La même différence méthodologique explique pourquoi le chiffre italien de l’Istat ne doit pas être divisé directement par le total européen pour obtenir une part de marché. Le chiffre de l’UE27 provient du compte satellite et couvre un périmètre plus large pour le vin. La comparaison la plus utile porte sur l’évolution des volumes, des prix et de la valeur, à condition que les différents cadres comptables restent clairement distingués.
Les comptes comprennent aussi certains coûts liés aux exploitations qui produisent et vendent leur propre vin. Parmi les consommations intermédiaires, l’Istat comptabilise la mise en bouteille, la commercialisation du vin produit sur l’exploitation et l’emballage lié à la première transformation et à la préparation à la mise sur le marché, ainsi que les intrants techniques habituels de l’agriculture. Cela signifie que les 4,603 milliards d’euros doivent être lus comme une valeur de production, et non comme un bénéfice, une marge commerciale ou une mesure autonome de la valeur ajoutée de la vinification. Les tableaux ne fournissent pas de compte séparé du vin pour l’emploi ou l’investissement.

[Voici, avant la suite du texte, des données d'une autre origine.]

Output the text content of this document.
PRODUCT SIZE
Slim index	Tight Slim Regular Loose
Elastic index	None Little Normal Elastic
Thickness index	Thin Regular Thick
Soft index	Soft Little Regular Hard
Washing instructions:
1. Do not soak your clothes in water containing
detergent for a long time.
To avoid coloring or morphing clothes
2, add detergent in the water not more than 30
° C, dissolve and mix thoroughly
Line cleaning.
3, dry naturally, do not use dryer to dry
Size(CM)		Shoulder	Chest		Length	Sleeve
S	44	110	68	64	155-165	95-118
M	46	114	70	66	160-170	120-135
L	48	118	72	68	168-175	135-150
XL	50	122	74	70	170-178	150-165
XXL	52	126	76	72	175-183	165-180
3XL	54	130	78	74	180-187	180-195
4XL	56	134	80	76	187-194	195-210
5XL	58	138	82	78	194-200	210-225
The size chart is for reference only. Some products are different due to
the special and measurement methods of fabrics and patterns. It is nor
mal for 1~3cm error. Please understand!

La mesure ne ventile pas le vin par couleur, méthode de production, indication géographique ou canal de vente. Son objectif est d’inscrire le produit dans la comptabilité agricole avec une valorisation cohérente des quantités et des prix de base. Sur le plan économique, le signal tient en trois points : les volumes ont augmenté de 2,9 %, les prix sont restés presque stables et la valeur courante a atteint 4,603 milliards d’euros.
Dans l’UE27, la valeur de la production de vin enregistrée dans le compte satellite de l’agriculture est montée à 23,656 milliards d’euros en 2025. Les volumes ont progressé de 3,2 %, les prix ont reculé de 2,2 % et la valeur totale a terminé 0,9 % au-dessus de 2024. Le vin représentait environ 8,6 % de la valeur des cultures européennes et un peu plus de 4 % de la production totale de la branche agricole de l’Union. À prix courants, cette hausse annuelle représentait environ 211 millions d’euros, sur la base du taux publié.
La tendance européenne différait des comptes agricoles nationaux de l’Italie. Dans l’UE27, une hausse légèrement plus marquée des volumes a été freinée par la baisse des prix. En Italie, la croissance des volumes n’était inférieure que de trois dixièmes de point, mais les prix à la production sont restés quasiment stables. Le résultat a été une hausse de 3,1 % de la valeur du vin dans la branche agricole italienne, contre 0,9 % pour le chiffre de l’UE, soit un écart de 2,2 points de pourcentage principalement façonné par l’évolution différente des prix.